Cette idée devenait contagieuse, aussi désolantes et désespérées qu’aient pu
être nos conditions de vie, et ça, ce n’était pas seulement une vision de
défoncé. Par la suite, mes amis du Haight n’en sont jamais venus à toucher à la
dope tous les jours – pour la simple raison que les fournisseurs
n’étaient pas régulièrement approvisionnés, et parce que l’envie n’y était pas
toujours.
    Que Richard et toute cette faune baroque du Panhandle
arrivent à survivre, voire à payer un loyer, voilà qui me fascinait. Jeune
écrivain moi-même, j’étais impressionné par Brautigan qui semblait vivre
essentiellement grâce à l’argent de ses écrits. En vingt-deux ans, jamais je
n’avais rencontré un écrivain qui s’assumât financièrement. Tous ceux que je
connaissais étaient profs ou avaient un boulot sans aucun rapport avec
l’écriture. Brautigan, résolu comme il l’était à réussir en tant qu’écrivain,
incarnait pour moi le modèle de l’artiste obstiné.

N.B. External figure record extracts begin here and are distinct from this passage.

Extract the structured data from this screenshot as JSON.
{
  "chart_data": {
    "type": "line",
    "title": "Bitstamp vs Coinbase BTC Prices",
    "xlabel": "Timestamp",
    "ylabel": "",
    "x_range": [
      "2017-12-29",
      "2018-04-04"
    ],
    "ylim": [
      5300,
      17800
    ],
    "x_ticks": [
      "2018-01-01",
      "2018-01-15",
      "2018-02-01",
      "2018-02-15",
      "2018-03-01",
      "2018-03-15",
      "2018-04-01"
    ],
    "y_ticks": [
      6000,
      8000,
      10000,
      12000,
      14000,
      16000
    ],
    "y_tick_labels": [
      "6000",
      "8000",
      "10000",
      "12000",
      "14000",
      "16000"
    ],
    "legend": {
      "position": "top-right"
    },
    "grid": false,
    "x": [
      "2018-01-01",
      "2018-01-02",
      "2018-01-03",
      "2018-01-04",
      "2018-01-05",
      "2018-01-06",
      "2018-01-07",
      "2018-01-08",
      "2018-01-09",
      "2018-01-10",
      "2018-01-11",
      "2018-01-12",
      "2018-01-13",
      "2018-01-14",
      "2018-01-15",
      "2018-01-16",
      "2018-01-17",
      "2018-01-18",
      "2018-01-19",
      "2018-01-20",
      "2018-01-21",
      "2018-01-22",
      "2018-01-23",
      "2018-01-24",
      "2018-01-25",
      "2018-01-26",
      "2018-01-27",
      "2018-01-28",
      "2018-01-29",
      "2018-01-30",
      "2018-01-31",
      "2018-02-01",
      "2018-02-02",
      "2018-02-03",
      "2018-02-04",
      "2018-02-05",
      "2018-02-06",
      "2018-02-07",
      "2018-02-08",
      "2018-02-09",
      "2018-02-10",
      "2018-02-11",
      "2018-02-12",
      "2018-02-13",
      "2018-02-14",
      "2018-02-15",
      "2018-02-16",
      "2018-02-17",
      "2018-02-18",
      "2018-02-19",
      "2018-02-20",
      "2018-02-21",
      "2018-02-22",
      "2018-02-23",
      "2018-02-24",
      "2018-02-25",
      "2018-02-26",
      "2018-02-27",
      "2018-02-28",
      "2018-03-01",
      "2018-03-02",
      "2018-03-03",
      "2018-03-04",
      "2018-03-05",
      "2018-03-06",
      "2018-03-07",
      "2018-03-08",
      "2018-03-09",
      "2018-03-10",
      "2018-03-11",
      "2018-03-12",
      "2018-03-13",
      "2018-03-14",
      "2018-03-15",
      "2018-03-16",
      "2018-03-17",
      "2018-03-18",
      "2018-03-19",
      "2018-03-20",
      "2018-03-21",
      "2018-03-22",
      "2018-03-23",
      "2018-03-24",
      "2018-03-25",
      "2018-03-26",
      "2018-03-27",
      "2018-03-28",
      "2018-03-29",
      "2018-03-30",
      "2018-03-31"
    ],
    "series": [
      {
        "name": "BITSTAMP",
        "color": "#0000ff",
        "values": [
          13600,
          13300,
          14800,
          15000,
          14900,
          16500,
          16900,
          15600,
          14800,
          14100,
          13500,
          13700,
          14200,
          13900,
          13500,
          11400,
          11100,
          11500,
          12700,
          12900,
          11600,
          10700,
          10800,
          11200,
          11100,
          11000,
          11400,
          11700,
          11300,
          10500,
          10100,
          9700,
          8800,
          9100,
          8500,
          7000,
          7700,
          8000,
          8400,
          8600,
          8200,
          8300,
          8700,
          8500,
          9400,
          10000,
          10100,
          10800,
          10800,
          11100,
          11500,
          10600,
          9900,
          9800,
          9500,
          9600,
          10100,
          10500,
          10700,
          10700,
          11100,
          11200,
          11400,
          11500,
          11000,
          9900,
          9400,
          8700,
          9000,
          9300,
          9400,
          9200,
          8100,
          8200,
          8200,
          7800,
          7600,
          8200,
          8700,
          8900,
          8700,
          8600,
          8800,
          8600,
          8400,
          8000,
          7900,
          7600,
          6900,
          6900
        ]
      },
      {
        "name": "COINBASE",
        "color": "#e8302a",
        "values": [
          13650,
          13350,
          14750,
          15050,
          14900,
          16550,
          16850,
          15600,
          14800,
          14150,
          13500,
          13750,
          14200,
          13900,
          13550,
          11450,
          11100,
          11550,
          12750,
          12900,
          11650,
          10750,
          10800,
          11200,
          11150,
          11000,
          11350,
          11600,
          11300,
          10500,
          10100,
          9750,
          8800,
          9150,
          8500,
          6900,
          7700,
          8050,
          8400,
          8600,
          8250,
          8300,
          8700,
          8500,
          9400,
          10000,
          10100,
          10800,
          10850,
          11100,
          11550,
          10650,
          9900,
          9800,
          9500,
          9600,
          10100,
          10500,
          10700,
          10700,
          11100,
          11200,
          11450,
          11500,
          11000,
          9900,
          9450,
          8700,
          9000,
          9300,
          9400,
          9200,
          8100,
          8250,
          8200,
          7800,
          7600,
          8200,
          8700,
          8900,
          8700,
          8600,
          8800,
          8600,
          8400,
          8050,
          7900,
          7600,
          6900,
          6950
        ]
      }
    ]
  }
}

    A cette époque, Richard ne faisait presque jamais allusion à
son enfance. C’est de Price que j’appris que nous avions, lui et moi, quelques
points en commun. Nés tous les deux à Tacoma, dans l’État de Washington,
Verseau tous les deux, lui du 30 janvier, et moi du 2 février, nous avions tous
deux passé notre enfance dans le milieu ouvrier du nord-ouest de l’Amérique. Ce
qui nous fournit une autre source de plaisanteries, tant il était peu
prévisible que nous devenions des artistes, avec des ancêtres fermiers,
arracheurs de souches, cuistots ou pêcheurs.

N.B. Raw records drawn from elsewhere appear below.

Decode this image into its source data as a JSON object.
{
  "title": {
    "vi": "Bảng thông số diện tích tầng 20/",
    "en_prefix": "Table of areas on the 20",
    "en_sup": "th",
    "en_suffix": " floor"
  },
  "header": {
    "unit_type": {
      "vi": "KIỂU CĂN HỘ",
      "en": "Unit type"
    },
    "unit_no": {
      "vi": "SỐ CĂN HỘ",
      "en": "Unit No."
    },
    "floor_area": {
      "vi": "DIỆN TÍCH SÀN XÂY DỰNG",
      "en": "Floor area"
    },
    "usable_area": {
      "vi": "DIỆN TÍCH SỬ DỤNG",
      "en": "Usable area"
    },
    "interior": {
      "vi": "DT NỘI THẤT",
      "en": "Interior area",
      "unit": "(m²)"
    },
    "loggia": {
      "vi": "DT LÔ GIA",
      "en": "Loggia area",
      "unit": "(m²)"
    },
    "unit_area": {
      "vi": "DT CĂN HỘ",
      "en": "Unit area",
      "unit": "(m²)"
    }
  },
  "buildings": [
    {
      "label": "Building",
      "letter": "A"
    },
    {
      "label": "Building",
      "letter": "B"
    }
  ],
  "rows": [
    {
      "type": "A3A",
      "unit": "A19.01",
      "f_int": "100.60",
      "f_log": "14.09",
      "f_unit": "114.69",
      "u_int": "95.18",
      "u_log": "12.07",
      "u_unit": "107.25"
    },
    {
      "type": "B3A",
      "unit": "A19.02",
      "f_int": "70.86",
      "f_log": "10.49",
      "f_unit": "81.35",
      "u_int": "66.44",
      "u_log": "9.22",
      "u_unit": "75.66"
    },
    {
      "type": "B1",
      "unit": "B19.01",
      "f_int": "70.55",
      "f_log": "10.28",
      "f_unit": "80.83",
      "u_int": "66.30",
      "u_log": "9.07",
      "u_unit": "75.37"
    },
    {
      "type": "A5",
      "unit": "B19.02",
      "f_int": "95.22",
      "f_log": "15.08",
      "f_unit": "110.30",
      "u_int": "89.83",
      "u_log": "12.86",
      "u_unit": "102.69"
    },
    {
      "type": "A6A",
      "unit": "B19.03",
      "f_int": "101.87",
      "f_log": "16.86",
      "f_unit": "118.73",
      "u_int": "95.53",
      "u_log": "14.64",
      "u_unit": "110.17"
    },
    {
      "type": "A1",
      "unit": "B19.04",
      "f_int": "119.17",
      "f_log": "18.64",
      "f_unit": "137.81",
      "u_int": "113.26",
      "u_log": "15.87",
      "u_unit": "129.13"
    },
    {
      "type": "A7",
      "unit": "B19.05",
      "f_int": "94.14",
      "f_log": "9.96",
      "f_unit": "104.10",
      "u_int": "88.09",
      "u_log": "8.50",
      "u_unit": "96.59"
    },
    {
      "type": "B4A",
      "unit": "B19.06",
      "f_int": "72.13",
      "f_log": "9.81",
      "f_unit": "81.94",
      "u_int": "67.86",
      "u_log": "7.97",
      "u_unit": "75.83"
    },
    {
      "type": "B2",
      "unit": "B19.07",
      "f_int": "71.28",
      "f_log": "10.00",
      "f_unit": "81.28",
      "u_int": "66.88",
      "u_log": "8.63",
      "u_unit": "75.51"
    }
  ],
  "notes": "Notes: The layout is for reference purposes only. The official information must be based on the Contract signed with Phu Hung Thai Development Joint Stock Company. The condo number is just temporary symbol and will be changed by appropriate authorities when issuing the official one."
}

    En dépit de ses antécédents, Richard était maintenant un
créateur, ce dont il tirait une grande fierté. Il affirmait souvent que la
puissance artistique de ses amis était proportionnelle au combat qu’ils avaient
dû mener pour accoucher de leur art. Il affirmait que le rejet dont il avait
été victime lui avait procuré de la force, un carburant pour son travail.